Hebb believed that providing an enriched environment for childhood learning would benefit adult learning as well, since a second type of learning occurs as adults. This second type of learning is a more rapid and insightful learning because the cell assemblies and phase sequences have already been created and now can be rearranged in any number of ways. The Hebbian theory of learning implies that every experience a person encounters becomes set into the network of brain cells. Then, each time a certain action or thought is repeated, the connection between neurons is strengthened, changing the brain and strengthening the learning. An individual is, in essence, training their brain. The more challenging new experiences a person has and practices, the more new connections are created in their brain.

===Hebb as an educator===
As a professor at McGill, he believed that one could not teach motivation, but rather create the conditions necessary for students under which to do their study and research. One could train them to write, help them choose a problem to study, and even help keep them from being distracted, but the motivation and passion for research and study had to come from the students themselves. He believed that students should be evaluated on their ability to think and create rather than their ability to memorize and reprocess older ideas.

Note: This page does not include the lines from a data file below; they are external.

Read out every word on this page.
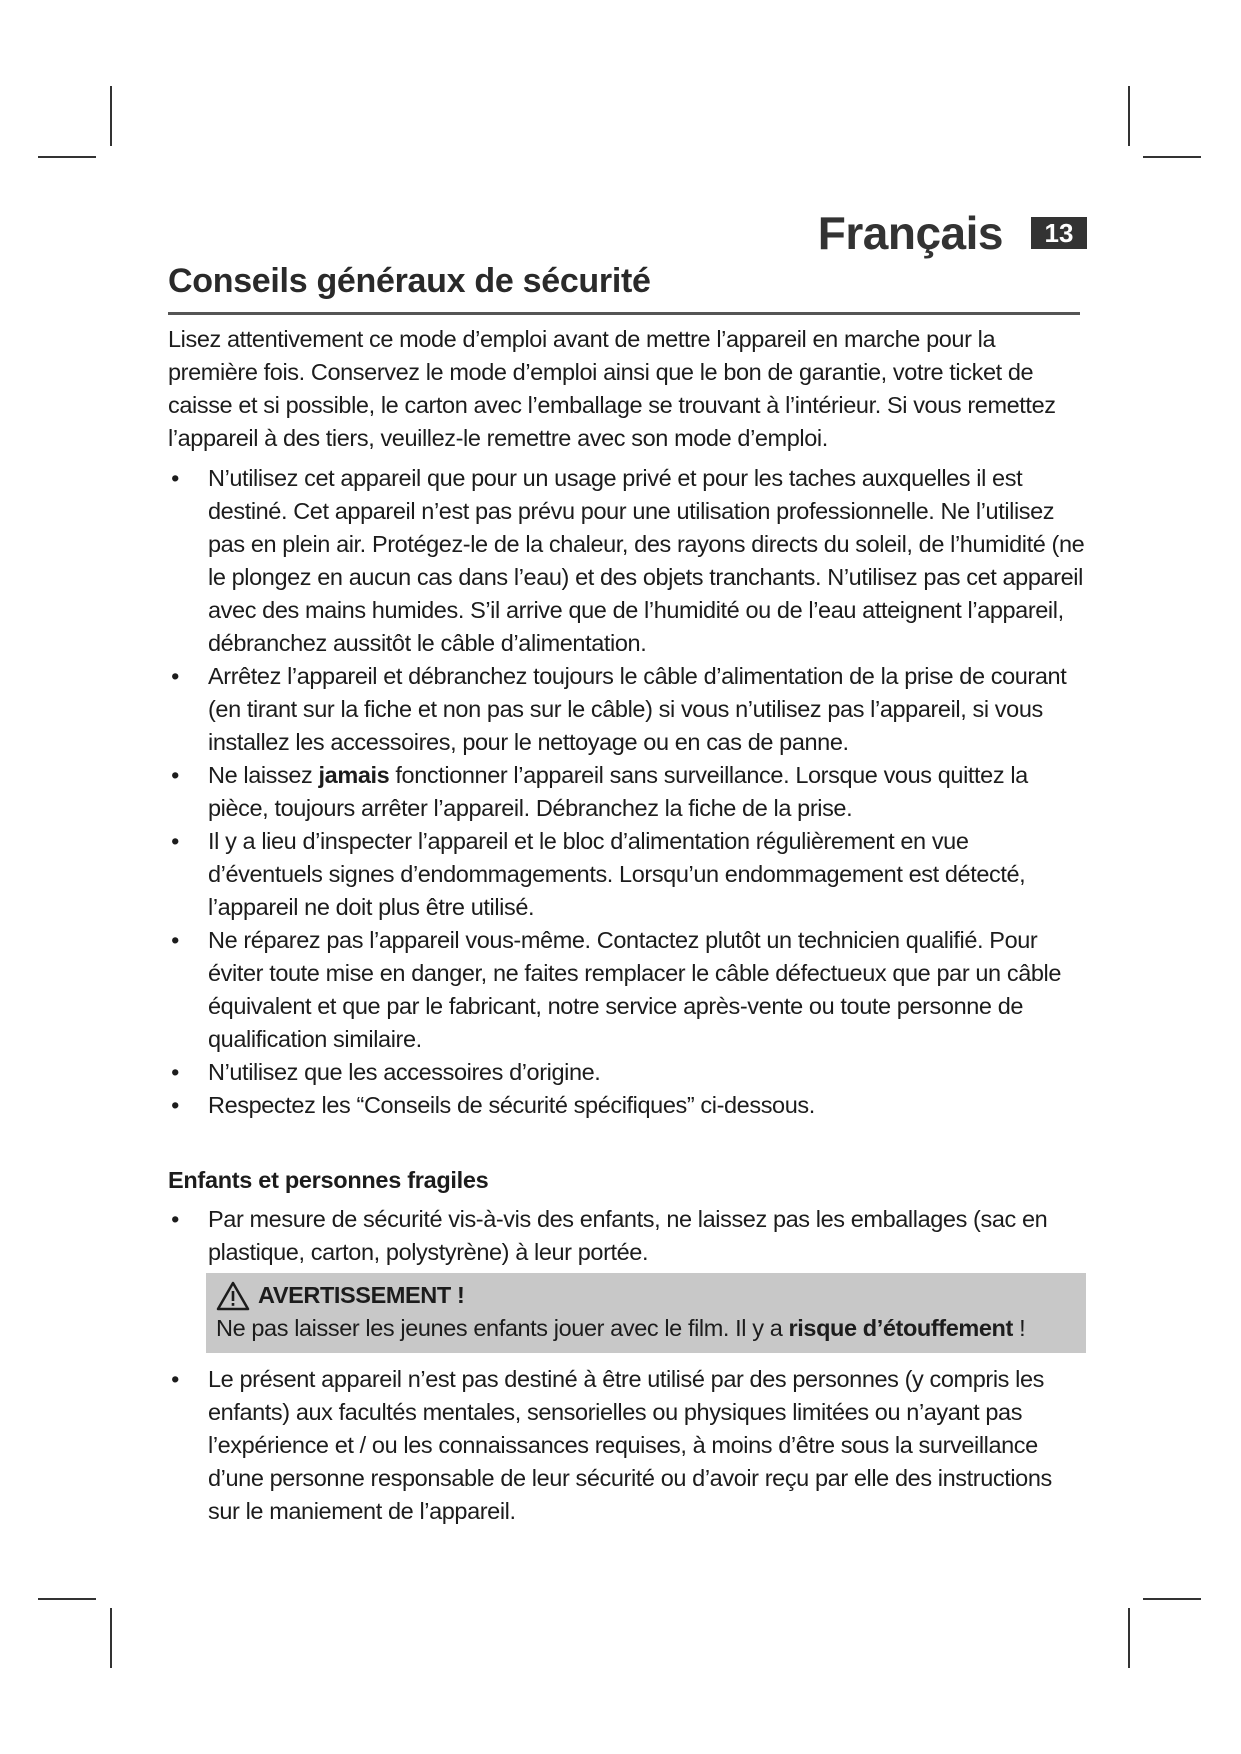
Français	13
Conseils généraux de sécurité

Lisez attentivement ce mode d’emploi avant de mettre l’appareil en marche pour la première fois. Conservez le mode d’emploi ainsi que le bon de garantie, votre ticket de caisse et si possible, le carton avec l’emballage se trouvant à l’intérieur. Si vous remettez l’appareil à des tiers, veuillez-le remettre avec son mode d’emploi.

• N’utilisez cet appareil que pour un usage privé et pour les taches auxquelles il est destiné. Cet appareil n’est pas prévu pour une utilisation professionnelle. Ne l’utilisez pas en plein air. Protégez-le de la chaleur, des rayons directs du soleil, de l’humidité (ne le plongez en aucun cas dans l’eau) et des objets tranchants. N’utilisez pas cet appareil avec des mains humides. S’il arrive que de l’humidité ou de l’eau atteignent l’appareil, débranchez aussitôt le câble d’alimentation.
• Arrêtez l’appareil et débranchez toujours le câble d’alimentation de la prise de courant (en tirant sur la fiche et non pas sur le câble) si vous n’utilisez pas l’appareil, si vous installez les accessoires, pour le nettoyage ou en cas de panne.
• Ne laissez jamais fonctionner l’appareil sans surveillance. Lorsque vous quittez la pièce, toujours arrêter l’appareil. Débranchez la fiche de la prise.
• Il y a lieu d’inspecter l’appareil et le bloc d’alimentation régulièrement en vue d’éventuels signes d’endommagements. Lorsqu’un endommagement est détecté, l’appareil ne doit plus être utilisé.
• Ne réparez pas l’appareil vous-même. Contactez plutôt un technicien qualifié. Pour éviter toute mise en danger, ne faites remplacer le câble défectueux que par un câble équivalent et que par le fabricant, notre service après-vente ou toute personne de qualification similaire.
• N’utilisez que les accessoires d’origine.
• Respectez les “Conseils de sécurité spécifiques” ci-dessous.
Enfants et personnes fragiles
• Par mesure de sécurité vis-à-vis des enfants, ne laissez pas les emballages (sac en plastique, carton, polystyrène) à leur portée.
AVERTISSEMENT !
Ne pas laisser les jeunes enfants jouer avec le film. Il y a risque d’étouffement !
• Le présent appareil n’est pas destiné à être utilisé par des personnes (y compris les enfants) aux facultés mentales, sensorielles ou physiques limitées ou n’ayant pas l’expérience et / ou les connaissances requises, à moins d’être sous la surveillance d’une personne responsable de leur sécurité ou d’avoir reçu par elle des instructions sur le maniement de l’appareil.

Hebb believed in a very objective study of the human mind, more as a study of a biological science. This attitude toward psychology and the way it is taught made McGill University a prominent center of psychological study.

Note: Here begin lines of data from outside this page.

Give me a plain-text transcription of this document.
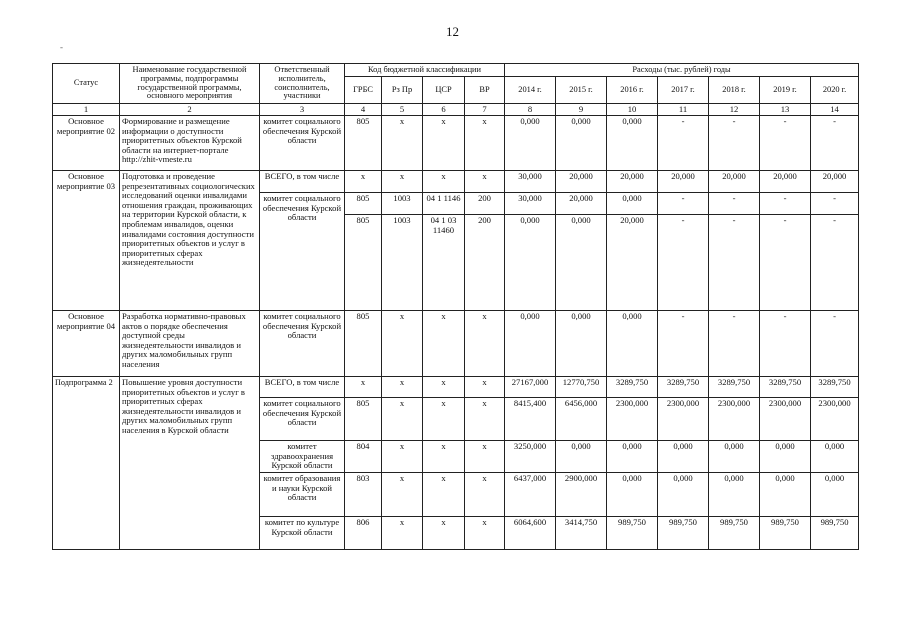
12
-
Статус	Наименование государственной программы, подпрограммы государственной программы, основного мероприятия	Ответственный исполнитель, соисполнитель, участники	Код бюджетной классификации				Расходы (тыс. рублей) годы						
			ГРБС	Рз Пр	ЦСР	ВР	2014 г.	2015 г.	2016 г.	2017 г.	2018 г.	2019 г.	2020 г.
1	2	3	4	5	6	7	8	9	10	11	12	13	14
Основное мероприятие 02	Формирование и размещение информации о доступности приоритетных объектов Курской области на интернет-портале http://zhit-vmeste.ru	комитет социального обеспечения Курской области	805	x	x	x	0,000	0,000	0,000	-	-	-	-
Основное мероприятие 03	Подготовка и проведение репрезентативных социологических исследований оценки инвалидами отношения граждан, проживающих на территории Курской области, к проблемам инвалидов, оценки инвалидами состояния доступности приоритетных объектов и услуг в приоритетных сферах жизнедеятельности	ВСЕГО, в том числе	x	x	x	x	30,000	20,000	20,000	20,000	20,000	20,000	20,000
		комитет социального обеспечения Курской области	805	1003	04 1 1146	200	30,000	20,000	0,000	-	-	-	-
			805	1003	04 1 03 11460	200	0,000	0,000	20,000	-	-	-	-
Основное мероприятие 04	Разработка нормативно-правовых актов о порядке обеспечения доступной среды жизнедеятельности инвалидов и других маломобильных групп населения	комитет социального обеспечения Курской области	805	x	x	x	0,000	0,000	0,000	-	-	-	-
Подпрограмма 2	Повышение уровня доступности приоритетных объектов и услуг в приоритетных сферах жизнедеятельности инвалидов и других маломобильных групп населения в Курской области	ВСЕГО, в том числе	x	x	x	x	27167,000	12770,750	3289,750	3289,750	3289,750	3289,750	3289,750
		комитет социального обеспечения Курской области	805	x	x	x	8415,400	6456,000	2300,000	2300,000	2300,000	2300,000	2300,000
		комитет здравоохранения Курской области	804	x	x	x	3250,000	0,000	0,000	0,000	0,000	0,000	0,000
		комитет образования и науки Курской области	803	x	x	x	6437,000	2900,000	0,000	0,000	0,000	0,000	0,000
		комитет по культуре Курской области	806	x	x	x	6064,600	3414,750	989,750	989,750	989,750	989,750	989,750
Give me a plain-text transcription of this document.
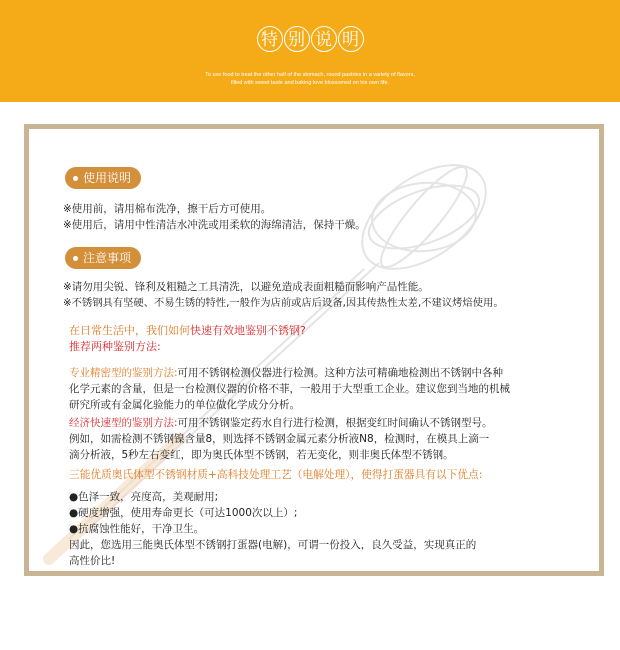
特 别 说 明
To use food to treat the other half of the stomach, round pastries in a variety of flavors,
filled with sweet taste and baking love blossomed on his own life.
使用说明
※使用前，请用棉布洗净，擦干后方可使用。
※使用后，请用中性清洁水冲洗或用柔软的海绵清洁，保持干燥。
注意事项
※请勿用尖锐、锋利及粗糙之工具清洗，以避免造成表面粗糙而影响产品性能。
※不锈钢具有坚硬、不易生锈的特性,一般作为店前或店后设备,因其传热性太差,不建议烤焙使用。
在日常生活中，我们如何快速有效地鉴别不锈钢?
推荐两种鉴别方法:
专业精密型的鉴别方法:可用不锈钢检测仪器进行检测。这种方法可精确地检测出不锈钢中各种
化学元素的含量，但是一台检测仪器的价格不菲，一般用于大型重工企业。建议您到当地的机械
研究所或有金属化验能力的单位做化学成分分析。
经济快速型的鉴别方法:可用不锈钢鉴定药水自行进行检测，根据变红时间确认不锈钢型号。
例如，如需检测不锈钢镍含量8，则选择不锈钢金属元素分析液N8，检测时，在模具上滴一
滴分析液，5秒左右变红，即为奥氏体型不锈钢，若无变化，则非奥氏体型不锈钢。
三能优质奥氏体型不锈钢材质+高科技处理工艺（电解处理），使得打蛋器具有以下优点:
●色泽一致，亮度高，美观耐用;
●硬度增强，使用寿命更长（可达1000次以上）;
●抗腐蚀性能好，干净卫生。
因此，您选用三能奥氏体型不锈钢打蛋器(电解)，可谓一份投入，良久受益，实现真正的
高性价比!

Hebb also came up with the A/S ratio, a value that measures the brain complexity of an organism.

===Controversial research===

Hebb's name has often been invoked in discussions of the involvement of psychological researchers in interrogation techniques, including the use of sensory deprivation, because of his research into this field. Speaking at a Harvard symposium on sensory deprivation in June 1958, Hebb is quoted as remarking:

The work that we have done at McGill University began, actually, with the problem of brainwashing. We were not permitted to say so in the first publishing.... The chief impetus, of course, was the dismay at the kind of "confessions" being produced at the Russian Communist trials. "Brainwashing" was a term that came a little later, applied to Chinese procedures. We did not know what the Russian procedures were, but it seemed that they were producing some peculiar changes of attitude. How?
One possible factor was perceptual isolation and we concentrated on that.

Recent research has argued that Hebb's sensory deprivation research was funded by and coordinated with the CIA (with the CIA intending to use the research to develop new interrogation and torture techniques). Some of this research was done in secret, and the results were initially shared only with United States authorities. Some of this research involved volunteers who spent hours in sensory deprivation conditions that some argue should be considered torture, although the subjects in his studies were university student volunteers, not patients, and were free to quit the experiment at any time.

==Notable students==

- Michael C. Corballis
- Leo Goldberger
- Stevan Harnad
- Doreen Kimura
- Ronald Melzack
- Brenda Milner
- Mortimer Mishkin
- Lynn Nadel
- James Olds
- Michael Posner
- Case Vanderwolf

==Selected publications==

- The Organization of Behaviour. 1949. John Wiley & Sons. ISBN 978-0-471-36727-7
- "Essay on Mind" (1980).
- The Conceptual Nervous System. 1982. Pergamon Press. ISBN 008-027418-8: a collection of 21 papers by Hebb, with a complete list of his publications, edited by Henry A. Buchtel.